Marks continued to serve in the military after his return to Australia, as a Captain and Army Ophthalmologist in the AAMC from 1923 until 1939. He also served as Wing Commander and a Consultant in the RAAF for six years.

The Marks family held a strong view on the importance of science in the community, and belonged to many societies. At different times Marks was a member and office holder in the Royal Society of Queensland.
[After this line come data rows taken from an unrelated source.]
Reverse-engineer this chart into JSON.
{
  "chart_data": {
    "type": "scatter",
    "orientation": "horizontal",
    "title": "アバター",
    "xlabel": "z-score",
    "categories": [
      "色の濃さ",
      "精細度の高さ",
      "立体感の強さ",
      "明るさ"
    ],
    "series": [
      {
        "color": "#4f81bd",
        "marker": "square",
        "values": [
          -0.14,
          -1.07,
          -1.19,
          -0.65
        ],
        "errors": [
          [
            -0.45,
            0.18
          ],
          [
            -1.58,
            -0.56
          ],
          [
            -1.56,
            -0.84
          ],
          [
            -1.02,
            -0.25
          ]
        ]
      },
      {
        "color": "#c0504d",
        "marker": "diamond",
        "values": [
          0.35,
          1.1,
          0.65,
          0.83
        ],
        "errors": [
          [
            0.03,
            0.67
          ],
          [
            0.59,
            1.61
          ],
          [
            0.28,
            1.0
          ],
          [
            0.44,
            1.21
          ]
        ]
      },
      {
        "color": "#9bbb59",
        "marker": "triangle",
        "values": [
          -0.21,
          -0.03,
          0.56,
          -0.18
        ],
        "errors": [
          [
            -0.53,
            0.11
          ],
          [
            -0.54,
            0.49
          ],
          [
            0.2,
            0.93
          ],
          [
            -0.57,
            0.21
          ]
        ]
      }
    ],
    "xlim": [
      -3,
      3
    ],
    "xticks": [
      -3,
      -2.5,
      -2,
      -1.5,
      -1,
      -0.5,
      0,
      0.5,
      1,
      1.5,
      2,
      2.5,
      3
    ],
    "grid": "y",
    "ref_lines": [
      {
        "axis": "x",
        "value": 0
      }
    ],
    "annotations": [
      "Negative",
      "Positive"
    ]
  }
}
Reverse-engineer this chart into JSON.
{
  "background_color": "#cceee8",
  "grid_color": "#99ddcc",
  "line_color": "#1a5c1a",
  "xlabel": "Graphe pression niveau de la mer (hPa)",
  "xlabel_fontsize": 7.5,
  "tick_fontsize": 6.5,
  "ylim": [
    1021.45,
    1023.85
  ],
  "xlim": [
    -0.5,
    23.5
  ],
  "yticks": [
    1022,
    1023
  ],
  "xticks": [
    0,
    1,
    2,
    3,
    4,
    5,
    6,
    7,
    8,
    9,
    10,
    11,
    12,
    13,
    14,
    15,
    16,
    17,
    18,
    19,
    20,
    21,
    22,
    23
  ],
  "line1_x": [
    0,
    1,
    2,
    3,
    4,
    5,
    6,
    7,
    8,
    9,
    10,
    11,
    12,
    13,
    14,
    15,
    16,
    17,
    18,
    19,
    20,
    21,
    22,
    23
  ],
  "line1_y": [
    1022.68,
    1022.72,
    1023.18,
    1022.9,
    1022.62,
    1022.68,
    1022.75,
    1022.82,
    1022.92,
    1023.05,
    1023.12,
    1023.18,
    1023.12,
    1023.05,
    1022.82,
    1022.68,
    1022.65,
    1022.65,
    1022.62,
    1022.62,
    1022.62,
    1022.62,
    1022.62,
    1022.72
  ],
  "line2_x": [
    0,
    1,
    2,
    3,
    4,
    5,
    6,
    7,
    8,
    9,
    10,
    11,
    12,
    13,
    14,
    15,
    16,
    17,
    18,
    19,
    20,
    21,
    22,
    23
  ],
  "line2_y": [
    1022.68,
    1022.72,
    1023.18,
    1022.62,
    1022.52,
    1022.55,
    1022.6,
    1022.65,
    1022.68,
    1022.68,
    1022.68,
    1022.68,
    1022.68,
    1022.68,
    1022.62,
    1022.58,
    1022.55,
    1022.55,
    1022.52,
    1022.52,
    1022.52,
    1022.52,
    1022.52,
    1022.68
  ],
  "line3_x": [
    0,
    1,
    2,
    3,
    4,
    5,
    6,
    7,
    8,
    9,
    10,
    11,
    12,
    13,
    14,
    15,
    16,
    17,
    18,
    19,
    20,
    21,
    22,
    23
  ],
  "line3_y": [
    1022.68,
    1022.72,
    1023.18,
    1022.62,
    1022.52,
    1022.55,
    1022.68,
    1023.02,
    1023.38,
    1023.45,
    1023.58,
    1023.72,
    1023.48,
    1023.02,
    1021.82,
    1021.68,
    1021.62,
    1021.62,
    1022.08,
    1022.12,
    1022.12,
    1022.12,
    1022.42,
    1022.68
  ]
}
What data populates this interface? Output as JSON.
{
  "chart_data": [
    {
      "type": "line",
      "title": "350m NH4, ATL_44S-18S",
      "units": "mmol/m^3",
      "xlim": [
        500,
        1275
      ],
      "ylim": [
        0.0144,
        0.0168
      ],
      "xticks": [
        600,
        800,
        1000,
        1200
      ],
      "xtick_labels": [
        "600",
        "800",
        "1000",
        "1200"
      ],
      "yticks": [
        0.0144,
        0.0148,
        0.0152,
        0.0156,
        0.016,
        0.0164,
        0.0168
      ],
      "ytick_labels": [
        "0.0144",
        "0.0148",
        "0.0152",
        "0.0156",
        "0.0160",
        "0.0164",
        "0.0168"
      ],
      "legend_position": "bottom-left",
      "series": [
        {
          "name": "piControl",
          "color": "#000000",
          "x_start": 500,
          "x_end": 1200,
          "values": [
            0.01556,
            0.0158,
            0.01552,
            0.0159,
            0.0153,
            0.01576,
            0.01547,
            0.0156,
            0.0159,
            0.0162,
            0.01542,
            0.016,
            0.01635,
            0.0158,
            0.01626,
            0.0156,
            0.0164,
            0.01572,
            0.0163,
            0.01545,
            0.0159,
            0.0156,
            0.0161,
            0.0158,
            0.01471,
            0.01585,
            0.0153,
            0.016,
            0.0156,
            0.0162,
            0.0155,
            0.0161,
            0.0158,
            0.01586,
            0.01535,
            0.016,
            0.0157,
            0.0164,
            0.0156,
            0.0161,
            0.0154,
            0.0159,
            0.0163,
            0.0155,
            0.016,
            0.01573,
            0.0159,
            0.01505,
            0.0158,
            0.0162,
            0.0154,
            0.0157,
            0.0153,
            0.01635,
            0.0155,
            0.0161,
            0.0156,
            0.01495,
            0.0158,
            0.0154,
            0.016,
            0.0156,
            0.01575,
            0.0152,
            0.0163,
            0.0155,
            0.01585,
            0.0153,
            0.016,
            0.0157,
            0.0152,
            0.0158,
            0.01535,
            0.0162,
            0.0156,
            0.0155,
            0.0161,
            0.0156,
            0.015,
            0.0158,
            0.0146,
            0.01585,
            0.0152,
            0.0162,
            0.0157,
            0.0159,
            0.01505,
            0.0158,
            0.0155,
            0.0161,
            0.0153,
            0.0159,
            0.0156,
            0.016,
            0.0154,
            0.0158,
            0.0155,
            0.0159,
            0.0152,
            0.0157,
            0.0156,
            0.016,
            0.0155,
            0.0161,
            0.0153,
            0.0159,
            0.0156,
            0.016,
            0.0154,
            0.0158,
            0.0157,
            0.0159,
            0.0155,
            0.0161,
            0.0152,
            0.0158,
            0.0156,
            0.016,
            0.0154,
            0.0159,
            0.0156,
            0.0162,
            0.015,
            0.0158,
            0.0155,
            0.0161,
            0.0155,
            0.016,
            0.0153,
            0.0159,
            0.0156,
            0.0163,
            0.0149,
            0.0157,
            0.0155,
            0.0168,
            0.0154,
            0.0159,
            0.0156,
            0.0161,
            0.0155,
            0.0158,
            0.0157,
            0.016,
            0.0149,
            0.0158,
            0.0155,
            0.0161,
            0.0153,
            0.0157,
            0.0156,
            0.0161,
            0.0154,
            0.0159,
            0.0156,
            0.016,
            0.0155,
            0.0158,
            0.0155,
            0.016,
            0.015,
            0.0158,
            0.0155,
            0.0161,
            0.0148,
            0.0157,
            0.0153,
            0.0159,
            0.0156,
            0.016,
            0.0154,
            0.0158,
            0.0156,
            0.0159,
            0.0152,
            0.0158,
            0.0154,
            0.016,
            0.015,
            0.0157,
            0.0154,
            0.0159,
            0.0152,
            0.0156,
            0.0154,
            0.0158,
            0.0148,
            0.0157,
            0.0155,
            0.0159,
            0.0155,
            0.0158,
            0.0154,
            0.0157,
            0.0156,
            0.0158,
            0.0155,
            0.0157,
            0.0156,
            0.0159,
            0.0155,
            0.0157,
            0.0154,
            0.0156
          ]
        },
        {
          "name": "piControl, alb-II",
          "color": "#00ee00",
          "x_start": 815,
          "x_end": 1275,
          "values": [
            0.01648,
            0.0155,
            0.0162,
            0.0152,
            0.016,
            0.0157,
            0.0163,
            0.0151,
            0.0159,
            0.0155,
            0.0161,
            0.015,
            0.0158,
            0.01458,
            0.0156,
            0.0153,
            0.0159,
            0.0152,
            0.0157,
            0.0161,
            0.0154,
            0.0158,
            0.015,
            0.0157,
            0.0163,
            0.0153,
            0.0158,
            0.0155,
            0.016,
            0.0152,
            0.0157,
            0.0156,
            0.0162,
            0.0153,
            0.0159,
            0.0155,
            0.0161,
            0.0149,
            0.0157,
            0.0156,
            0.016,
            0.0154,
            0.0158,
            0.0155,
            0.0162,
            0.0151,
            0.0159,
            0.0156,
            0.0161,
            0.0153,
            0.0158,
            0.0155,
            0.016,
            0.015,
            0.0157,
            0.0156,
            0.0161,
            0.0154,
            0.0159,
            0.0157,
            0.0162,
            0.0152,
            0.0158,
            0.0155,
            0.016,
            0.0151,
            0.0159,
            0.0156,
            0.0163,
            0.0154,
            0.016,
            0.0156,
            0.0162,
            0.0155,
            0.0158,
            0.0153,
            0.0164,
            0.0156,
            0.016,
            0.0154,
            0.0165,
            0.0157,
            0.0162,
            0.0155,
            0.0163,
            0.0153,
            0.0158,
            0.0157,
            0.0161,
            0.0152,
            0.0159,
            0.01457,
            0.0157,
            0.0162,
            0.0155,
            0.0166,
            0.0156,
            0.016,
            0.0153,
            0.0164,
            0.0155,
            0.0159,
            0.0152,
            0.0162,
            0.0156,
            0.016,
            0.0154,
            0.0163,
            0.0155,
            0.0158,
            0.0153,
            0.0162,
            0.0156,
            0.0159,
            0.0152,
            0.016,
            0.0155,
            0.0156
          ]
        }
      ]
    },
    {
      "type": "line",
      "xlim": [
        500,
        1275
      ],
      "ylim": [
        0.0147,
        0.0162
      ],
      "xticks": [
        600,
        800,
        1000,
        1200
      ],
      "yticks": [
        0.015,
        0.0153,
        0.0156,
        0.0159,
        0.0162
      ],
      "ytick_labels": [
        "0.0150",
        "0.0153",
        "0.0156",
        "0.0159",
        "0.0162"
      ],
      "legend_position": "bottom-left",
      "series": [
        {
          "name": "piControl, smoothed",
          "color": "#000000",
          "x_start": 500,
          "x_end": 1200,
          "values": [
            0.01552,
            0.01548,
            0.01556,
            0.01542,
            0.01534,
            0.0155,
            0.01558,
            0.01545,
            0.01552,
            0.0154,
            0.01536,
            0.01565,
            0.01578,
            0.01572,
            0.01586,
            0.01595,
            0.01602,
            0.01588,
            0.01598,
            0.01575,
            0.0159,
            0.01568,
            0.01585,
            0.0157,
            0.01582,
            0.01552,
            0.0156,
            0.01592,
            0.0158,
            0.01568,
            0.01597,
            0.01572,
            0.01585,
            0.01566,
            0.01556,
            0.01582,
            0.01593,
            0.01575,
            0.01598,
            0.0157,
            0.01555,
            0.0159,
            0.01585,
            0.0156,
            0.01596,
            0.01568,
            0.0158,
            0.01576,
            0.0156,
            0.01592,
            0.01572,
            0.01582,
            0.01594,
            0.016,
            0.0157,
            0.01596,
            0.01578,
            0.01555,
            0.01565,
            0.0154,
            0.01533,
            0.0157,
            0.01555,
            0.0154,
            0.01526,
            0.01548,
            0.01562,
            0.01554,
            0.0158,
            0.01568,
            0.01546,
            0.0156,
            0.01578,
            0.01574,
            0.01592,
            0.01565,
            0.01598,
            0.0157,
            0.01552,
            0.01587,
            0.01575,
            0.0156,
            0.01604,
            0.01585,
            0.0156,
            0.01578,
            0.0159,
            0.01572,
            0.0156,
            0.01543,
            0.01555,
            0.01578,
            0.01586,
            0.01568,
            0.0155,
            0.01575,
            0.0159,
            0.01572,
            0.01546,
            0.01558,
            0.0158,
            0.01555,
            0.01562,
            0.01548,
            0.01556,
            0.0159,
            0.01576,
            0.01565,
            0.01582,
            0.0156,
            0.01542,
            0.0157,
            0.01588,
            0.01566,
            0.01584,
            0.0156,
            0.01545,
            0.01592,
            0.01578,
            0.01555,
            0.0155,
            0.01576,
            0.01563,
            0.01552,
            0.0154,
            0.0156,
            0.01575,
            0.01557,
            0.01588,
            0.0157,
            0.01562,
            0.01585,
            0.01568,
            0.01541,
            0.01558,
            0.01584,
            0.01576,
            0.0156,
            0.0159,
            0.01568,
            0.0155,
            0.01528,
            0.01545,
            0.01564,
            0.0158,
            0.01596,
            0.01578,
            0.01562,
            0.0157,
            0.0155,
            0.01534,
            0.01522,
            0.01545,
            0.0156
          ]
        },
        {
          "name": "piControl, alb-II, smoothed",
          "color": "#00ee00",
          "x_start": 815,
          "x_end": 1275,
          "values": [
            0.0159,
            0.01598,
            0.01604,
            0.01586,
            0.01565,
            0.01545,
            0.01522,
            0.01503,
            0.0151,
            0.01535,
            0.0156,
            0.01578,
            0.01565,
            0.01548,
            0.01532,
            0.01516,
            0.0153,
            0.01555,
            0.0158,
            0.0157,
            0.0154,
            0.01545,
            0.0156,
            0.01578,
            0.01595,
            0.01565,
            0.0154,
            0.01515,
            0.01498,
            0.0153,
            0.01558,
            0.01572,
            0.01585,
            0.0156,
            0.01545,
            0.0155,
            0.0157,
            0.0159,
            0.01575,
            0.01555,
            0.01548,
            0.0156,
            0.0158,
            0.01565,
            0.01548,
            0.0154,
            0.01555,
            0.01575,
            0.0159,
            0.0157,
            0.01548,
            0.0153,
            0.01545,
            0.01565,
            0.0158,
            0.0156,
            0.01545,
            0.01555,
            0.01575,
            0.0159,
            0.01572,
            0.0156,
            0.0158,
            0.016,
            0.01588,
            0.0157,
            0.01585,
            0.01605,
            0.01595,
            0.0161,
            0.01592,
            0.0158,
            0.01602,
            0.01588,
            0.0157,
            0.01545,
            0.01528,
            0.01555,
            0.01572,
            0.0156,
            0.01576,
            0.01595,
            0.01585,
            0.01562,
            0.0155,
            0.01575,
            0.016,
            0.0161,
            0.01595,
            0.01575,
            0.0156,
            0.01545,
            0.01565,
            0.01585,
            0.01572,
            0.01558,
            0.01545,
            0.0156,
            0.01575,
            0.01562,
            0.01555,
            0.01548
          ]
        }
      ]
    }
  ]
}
He was elected an Honorary Life Member in 1954. He was also a member of the Geological Society of Australia, the Royal Historical Society of Queensland, the Anthropological Society of Queensland, the National Parks Association of Queensland, and the National Trust of Queensland.

== Legacy ==
Marks died in 1971. He was survived by his daughter, Pat Marks, who was an entomologist with the Queensland Institute of Medical Research. The Marks family were strongly motivated to preserve history and during their lifetime they donated furniture and artefacts to the Queensland Museum, and in time donated both professional and personal objects to a number of museums around Brisbane. These included personal correspondence, scientific specimens, furnitures and the family's property at Samford, which was donated to QUT. Items from E.O. Marks can be found at the Queensland Museum, Queensland State Library, and a number of smaller military and medical museums.